Hakîm, savcı ve tüm memurlar, hatta görev için dışarıdan gelen polisler, hiçbir kontrolden geçmeden adliyeye giriyor. Adliyede sözleşmeli ve işçi statüsünde çalışanlar bile girişte kontrolden geçmiyor.

Sıra avukata gelince…

Avukat adliyeye girerken x-ray cihazından geçmek, çantasını makineden geçirmek zorunda...

Çünkü avukat çok tehlikeli!

Avukatlık Kanununda “Ağır ceza mahkemesinin görev alanına giren bir suçtan dolayı suçüstü hali dışında avukatın üzeri aranamaz” hükmü var.

Kanunda açıkça avukatın üzeri aranamaz deniliyor. Maalesef kanunda yazmakla sorun çözülmüyor ülkemizde…

Avukatlar, adliyeye bile kontrolsüz giremiyor, çantası cihaza sokmak zorunda kalıyor, bir nevi üstü aranıyor.

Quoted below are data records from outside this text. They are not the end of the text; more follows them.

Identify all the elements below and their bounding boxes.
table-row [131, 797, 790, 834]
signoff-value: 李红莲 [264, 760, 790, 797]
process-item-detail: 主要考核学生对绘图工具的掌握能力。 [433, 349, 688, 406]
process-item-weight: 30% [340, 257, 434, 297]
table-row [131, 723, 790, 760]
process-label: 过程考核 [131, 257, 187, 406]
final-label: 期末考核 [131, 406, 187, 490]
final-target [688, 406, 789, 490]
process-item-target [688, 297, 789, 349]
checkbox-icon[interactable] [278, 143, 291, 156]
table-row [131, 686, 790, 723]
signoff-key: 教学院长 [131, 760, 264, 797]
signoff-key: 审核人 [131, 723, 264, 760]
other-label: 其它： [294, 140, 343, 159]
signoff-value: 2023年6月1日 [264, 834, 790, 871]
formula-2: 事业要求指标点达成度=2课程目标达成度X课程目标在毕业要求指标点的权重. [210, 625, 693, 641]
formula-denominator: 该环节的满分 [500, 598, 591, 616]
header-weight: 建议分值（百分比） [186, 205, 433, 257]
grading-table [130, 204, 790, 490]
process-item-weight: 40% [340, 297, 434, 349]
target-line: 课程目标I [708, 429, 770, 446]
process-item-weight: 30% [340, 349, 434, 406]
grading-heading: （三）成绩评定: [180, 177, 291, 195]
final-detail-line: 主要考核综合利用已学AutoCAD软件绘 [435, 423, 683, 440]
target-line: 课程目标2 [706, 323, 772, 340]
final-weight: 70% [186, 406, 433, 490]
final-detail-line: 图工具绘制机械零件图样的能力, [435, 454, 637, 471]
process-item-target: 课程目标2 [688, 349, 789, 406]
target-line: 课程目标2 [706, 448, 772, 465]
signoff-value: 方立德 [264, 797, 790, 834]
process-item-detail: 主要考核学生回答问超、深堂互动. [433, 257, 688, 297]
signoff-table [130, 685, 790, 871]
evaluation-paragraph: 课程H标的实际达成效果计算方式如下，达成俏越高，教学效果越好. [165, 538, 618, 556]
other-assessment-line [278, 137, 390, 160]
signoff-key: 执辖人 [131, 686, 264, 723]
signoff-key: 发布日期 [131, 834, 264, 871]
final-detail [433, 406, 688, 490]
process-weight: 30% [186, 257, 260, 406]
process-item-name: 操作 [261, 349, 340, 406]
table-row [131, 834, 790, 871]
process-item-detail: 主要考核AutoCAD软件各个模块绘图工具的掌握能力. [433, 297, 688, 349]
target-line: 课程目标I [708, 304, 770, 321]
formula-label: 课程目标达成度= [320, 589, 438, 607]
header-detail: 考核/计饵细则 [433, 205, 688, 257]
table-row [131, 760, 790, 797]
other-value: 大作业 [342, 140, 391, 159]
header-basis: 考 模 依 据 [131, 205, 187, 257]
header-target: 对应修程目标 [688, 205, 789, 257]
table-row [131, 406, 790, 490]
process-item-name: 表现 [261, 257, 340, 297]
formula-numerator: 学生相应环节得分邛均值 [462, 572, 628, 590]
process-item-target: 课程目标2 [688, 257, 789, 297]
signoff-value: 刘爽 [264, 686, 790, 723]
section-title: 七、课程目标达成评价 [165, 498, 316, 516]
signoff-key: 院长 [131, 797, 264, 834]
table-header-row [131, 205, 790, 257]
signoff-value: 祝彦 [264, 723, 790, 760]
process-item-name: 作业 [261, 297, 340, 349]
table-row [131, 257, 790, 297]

Daha adliye kapısında adalet can veriyor!

*****

Papazın vasiyeti

Bir papaz, bir doktor, bir öğretmen ve bir avukat çok sıkı dosttular. Bir araya geldikleri bir gün, papaz cebinden 30 bin dolar çıkarır ve her birine 10 biner dolar verir. Öldüğünde bu paraların da mezarına gömülmesini arkadaşlarından rica eder.

Bir süre sonra papaz ölür. Öğretmen, doktor ve avukat papazın mezarına birer zarf gömerler. Cenaze sonrası 3 arkadaş meyhaneye gidip efkar dağıtmaya karar verir.

Boşalan kadehler arttıkça hepsini sıkıntı kaplamaya başlar. Önce öğretmen itiraf eder:

- Arkadaşlar, çok utanıyorum ama itiraf etmek zorundayım. Papazın verdiği paranın bir kısmını okul için kullandım ama mecburdum. Sonuçta bir hayır işi. Mezara 7 bin 500 dolar bıraktım. Özür dilerim.

Doktor da öğretmenin itirafından cesaret bularak anlatmaya başlar:

- Sorma, ben de ne yazık ki 5 bin dolar koyabildim. Hastanenin birtakım şeylere ihtiyacı vardı.

Avukat kendinden emindir. Arkadaşlarının yaptıklarına sinirlenerek anlatır:

- Sizlere inanamıyorum, bu yaptığınız çok çirkin! Ey papaz arkadaşım, hiç merak etme. Ben paranın tamamını gönderdim yanına. 10 bin dolarlık çek kefenin sağ cebinde, nur içinde yat!
*****                 

TEBESSÜM

Kaz

Mahkemelik olan Temel, avukat arkadaşına vekalet verir ama davayı kazanacağından emin değildir.

Avukatına danışır:

- Acaba hakîme bir çift kaz yollasam mı?

- Katiyen yapma. İşte o zaman davayı kesin kaybederiz. Rüşvet konusunda en titiz hakîmdir.

Dava sonuçlanır ve Temel davayı kazanır. Temel avukata hava atar:

- Dua et bana, bir çift kaz göndermesem bu davayı kaybederdik.

- Ne diyorsun sen, hakîme kaz mı gönderdin?

- Tabii, ama karşı taraf adına…
*****

GÜNÜN SÖZÜ

Adalet güzeldir. Fakat devlet yöneticilerinde olursa daha güzeldir.